FUNCTION DecodeCalldata(input_data, signature, strict_mode):
  -- First, try to decode the arguments from the input data
  decoded_arguments, error = UnpackArguments(input_data, signature)

  IF error is not null THEN:
    -- The data doesn't match the signature at all
    RETURN error
  END IF

  -- If we're in strict mode, we perform an extra check
  IF strict_mode is true THEN:
    -- Remove the last few bytes from the input data
    truncated_input = remove_last_bytes(input_data)

    -- Try to decode AGAIN with the truncated data.
    -- We call it non-strictly this time, as we only care if it succeeds at all.
    _, error = DecodeCalldata(truncated_input, signature, false)

    IF error is null THEN:
      -- If the SHORTER version also decodes, it means the original
      -- input had extra, unused data. This is a "sloppy" match.
      RETURN error "Strict mode failure: input data has extraneous bytes"
    END IF
  END IF

  -- If we get here, the decode was successful and passed the strict check
  RETURN decoded_arguments, null
END FUNCTION

-- Simplified pseudo-code for our trace decoding logic

FUNCTION DecodeTrace(trace):
  -- If we have multiple candidates, we must use strict mode
  use_strict_mode = (length of trace.signatures > 1)

  successful_decodes = []

  FOR EACH signature IN trace.signatures:
    -- Try to decode the trace's input data using the current signature
    decoded_arguments, error = DecodeCalldata(trace.input, signature, use_strict_mode)

    IF error is null THEN:
      -- If successful, add the result to our list of candidates
      result = new DecodeResult(signature, signature.priority, decoded_arguments)
      add result to successful_decodes
    END IF
  END FOR

  IF successful_decodes is empty THEN:
    RETURN error "Could not decode trace with any signature"
  END IF

  -- From our list of successful candidates, find the one with the highest priority
  best_match = FindHighestPriority(successful_decodes)

  RETURN best_match.arguments
END FUNCTION

Innovative Solutions for Complex Cases: Safe Wallet & Proxies

The power of this ABI-less approach is most apparent when dealing with the complexities of modern smart contracts, particularly proxy patterns. A great example is the Safe Wallet, a popular multi-signature wallet.

When a user interacts with a Safe, the top-level trace isn’t the true function call (e.g., a transfer), but rather a call to the Safe’s own execTransaction function. To a naive indexer, the real transaction is hidden inside the calldata of this outer function.

Our pipeline handles this recursively. When we successfully decode a call as execTransaction, we don’t stop there. We extract the internal transaction data from its arguments and feed that data right back into the start of the decoding pipeline. This allows us to unwrap the proxy call and decode the true underlying function, providing a high degree of confidence that a complete and accurate picture of the on-chain activity is captured.

Why Go ABI-less?
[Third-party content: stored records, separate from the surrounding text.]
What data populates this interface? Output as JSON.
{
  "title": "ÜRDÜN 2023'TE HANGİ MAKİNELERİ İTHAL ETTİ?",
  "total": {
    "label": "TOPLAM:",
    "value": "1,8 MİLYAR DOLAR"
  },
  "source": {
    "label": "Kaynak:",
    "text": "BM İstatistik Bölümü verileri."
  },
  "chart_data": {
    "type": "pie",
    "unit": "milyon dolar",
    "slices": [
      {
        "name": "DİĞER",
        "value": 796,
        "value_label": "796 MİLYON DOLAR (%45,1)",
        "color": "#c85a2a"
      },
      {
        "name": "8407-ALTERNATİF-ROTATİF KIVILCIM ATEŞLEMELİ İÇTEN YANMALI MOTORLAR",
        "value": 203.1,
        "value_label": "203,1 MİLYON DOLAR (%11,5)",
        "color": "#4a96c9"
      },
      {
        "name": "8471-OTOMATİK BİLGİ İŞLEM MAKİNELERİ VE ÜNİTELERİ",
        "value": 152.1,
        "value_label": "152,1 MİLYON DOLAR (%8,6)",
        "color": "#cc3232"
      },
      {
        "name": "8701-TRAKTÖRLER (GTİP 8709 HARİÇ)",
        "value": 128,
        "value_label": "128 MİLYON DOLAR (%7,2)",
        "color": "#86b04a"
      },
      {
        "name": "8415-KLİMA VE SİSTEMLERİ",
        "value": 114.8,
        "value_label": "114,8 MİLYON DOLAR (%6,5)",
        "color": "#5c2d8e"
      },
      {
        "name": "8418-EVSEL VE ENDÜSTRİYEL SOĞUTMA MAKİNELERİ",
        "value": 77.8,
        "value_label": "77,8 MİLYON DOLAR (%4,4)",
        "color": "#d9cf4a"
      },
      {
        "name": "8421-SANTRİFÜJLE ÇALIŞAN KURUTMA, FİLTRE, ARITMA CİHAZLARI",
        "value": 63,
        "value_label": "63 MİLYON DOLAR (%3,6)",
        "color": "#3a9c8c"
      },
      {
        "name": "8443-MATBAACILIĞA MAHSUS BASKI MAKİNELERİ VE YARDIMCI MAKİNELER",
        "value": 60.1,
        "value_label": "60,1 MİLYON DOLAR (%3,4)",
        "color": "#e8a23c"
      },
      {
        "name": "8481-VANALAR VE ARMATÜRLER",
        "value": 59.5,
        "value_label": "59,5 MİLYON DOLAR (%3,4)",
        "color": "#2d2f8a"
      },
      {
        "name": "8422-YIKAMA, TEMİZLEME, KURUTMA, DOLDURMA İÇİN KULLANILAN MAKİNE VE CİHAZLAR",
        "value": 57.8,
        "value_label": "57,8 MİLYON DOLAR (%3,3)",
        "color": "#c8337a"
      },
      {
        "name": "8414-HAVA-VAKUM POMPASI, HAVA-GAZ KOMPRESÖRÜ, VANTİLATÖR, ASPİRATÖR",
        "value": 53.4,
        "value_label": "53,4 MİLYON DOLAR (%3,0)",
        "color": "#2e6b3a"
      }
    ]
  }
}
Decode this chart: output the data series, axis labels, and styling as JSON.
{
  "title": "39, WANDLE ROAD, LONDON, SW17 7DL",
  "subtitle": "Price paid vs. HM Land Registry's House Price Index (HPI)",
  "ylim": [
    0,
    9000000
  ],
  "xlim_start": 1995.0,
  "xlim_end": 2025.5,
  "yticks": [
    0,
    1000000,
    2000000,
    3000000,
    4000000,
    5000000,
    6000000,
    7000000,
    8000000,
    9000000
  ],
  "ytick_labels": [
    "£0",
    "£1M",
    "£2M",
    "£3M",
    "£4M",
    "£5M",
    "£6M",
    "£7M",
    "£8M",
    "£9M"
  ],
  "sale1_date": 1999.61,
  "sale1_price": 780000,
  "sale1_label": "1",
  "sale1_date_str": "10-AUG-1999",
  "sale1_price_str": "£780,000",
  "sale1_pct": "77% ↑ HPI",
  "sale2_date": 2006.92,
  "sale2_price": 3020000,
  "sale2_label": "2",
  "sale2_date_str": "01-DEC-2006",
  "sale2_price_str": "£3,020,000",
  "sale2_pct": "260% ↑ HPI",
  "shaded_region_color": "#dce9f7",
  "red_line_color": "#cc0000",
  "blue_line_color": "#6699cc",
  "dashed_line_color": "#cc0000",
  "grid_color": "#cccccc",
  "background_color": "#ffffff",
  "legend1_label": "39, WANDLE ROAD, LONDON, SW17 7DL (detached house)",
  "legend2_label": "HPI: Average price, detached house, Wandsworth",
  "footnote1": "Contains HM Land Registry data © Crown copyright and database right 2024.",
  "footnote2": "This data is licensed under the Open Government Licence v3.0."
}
The Advantages.

Building this system was a significant effort, but it provides powerful advantages:

Universality: We can decode data from virtually any smart contract, whether it’s newly deployed, closed-source, or a complex proxy. As long as we can determine the correct signature, we don’t need to wait for an ABI.
Scalability: The signature database is highly optimized, which promotes the ability to perform this decoding in real-time at a massive scale.
Resilience: The system is self-contained. We are not dependent on external ABI sources, which can be a single point of failure.

Conclusion

Transforming opaque blockchain data into meaningful, structured information is a fascinating challenge. By moving away from a dependency on ABIs and instead tackling the decoding problem head-on with a comprehensive signature database, we’ve built a system that is more scalable, resilient, and complete than traditional approaches. It’s a journey from an opaque blob of bytes to meaningful, structured information, and it’s this kind of deep data work that allows us to provide industry-leading on-chain accounting data.